An urge, out of place when she had tasks waiting, yet impossible to be ignored, hummed under her skin. She flipped onto her stomach and found a familiar position, one pillow folded into a ridge that she straddled. The pillowcase felt cool and smooth against the bare skin of her stomach while she humped the pillow itself into the best spot, the place where the seam of her denim shorts pressed into her core. Then her hands returned to her breasts, fingers scissoring around her nipples, until the flesh lengthened and stiffened while she flexed her hips. It was good, so good, the sensation that linked her breasts to her pussy. She loved to touch her nipples in the shower, or when she dressed. Sometimes, she cleared a spot on the steamy mirror to watch her fingers pluck the pink-brown bumps into stiff points, a morning jolt as delicious as an extra dose of caffeine.

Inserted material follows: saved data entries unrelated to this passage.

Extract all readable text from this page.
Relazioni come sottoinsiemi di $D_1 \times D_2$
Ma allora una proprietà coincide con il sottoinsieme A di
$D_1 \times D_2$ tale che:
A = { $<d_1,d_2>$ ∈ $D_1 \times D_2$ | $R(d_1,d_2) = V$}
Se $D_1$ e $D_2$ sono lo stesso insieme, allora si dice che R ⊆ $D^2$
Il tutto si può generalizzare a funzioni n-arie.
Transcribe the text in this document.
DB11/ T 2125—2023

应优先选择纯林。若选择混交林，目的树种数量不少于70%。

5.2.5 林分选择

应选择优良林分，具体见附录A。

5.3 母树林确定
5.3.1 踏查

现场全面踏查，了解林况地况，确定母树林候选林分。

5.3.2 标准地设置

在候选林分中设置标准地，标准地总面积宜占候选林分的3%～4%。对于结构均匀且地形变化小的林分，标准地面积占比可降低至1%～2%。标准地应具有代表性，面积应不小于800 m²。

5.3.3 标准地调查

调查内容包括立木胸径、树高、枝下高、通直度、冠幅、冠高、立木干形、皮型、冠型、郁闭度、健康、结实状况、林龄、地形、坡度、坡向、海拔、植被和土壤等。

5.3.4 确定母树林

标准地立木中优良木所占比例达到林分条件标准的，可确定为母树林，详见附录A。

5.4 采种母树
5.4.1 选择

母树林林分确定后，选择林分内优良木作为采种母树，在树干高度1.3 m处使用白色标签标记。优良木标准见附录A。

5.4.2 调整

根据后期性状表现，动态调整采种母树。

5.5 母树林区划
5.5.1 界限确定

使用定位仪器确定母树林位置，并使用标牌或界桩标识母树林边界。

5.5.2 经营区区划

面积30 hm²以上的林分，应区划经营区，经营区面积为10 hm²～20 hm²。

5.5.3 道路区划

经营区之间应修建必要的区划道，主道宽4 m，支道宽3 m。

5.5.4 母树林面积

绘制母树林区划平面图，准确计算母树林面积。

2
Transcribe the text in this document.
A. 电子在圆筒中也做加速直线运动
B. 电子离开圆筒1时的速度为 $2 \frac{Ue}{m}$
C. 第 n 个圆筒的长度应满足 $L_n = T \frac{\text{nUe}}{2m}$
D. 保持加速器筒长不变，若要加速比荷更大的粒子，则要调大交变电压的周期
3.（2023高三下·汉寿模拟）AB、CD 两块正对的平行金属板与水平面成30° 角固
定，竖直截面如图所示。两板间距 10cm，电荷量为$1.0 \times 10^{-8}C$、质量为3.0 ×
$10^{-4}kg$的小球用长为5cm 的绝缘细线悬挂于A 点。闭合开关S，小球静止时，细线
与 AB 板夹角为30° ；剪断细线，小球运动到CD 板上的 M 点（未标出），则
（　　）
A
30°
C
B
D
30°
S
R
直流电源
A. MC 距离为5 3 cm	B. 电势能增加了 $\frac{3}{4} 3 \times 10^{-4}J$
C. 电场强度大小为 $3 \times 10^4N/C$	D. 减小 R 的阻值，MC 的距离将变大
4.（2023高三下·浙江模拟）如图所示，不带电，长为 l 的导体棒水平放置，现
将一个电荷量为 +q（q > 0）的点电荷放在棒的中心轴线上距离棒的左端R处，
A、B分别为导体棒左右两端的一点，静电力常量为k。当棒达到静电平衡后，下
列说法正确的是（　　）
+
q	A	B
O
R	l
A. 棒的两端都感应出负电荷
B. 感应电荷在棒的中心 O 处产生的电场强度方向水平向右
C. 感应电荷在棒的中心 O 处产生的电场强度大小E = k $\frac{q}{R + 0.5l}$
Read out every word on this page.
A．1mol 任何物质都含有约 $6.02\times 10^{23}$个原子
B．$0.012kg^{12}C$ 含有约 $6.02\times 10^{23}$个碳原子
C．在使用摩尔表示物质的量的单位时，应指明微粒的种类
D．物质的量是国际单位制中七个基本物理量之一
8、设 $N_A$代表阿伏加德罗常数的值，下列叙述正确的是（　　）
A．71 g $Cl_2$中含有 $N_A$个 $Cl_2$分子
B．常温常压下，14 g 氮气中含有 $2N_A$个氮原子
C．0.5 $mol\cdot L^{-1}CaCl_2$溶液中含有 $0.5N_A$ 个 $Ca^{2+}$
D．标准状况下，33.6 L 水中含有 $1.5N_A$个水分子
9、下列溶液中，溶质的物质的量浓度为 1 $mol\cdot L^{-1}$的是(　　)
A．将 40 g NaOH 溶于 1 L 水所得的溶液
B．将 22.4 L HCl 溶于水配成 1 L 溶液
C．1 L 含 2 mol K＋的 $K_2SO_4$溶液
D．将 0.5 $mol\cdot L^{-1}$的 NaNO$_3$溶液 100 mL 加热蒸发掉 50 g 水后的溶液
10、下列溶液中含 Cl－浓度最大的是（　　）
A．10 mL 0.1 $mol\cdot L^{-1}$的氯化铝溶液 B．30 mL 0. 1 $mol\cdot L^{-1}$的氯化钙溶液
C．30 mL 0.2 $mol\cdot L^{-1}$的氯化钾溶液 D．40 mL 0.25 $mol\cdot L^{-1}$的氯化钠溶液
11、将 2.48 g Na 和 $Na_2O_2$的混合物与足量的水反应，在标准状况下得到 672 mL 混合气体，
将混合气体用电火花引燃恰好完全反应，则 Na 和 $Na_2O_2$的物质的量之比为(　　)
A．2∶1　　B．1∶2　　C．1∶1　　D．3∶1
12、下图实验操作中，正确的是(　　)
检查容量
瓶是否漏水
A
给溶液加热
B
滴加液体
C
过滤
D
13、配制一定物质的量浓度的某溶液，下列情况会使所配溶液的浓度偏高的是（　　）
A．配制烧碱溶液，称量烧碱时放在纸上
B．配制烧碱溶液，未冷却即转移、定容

Behind her closed eyelids, she visualized other hands, not her own, but big, tanned hands, playing with her body. When she pinched harder, like those hands would, and twisted her nipples, like those hands would, spikes of desire spread from her breasts to the muscles in her butt. When she rolled her thumbs against her fingers, hard enough on those trapped points to hurt a bit, a good small pain, she was doing what those hands would do. Those hands would belong to a voice, deep and slow, that would fire her nerves with promises. He’d say something dirty, a command, but what? What would the man with the rough hands say?
I want to fuck you, that’s what. He’d be direct and simple. Anonymous, so she wouldn’t have to see him later. He’d be a bit crude, as well as young and hard. And he’d be available. Most important, he wouldn’t be someone she had to plan for or schedule around.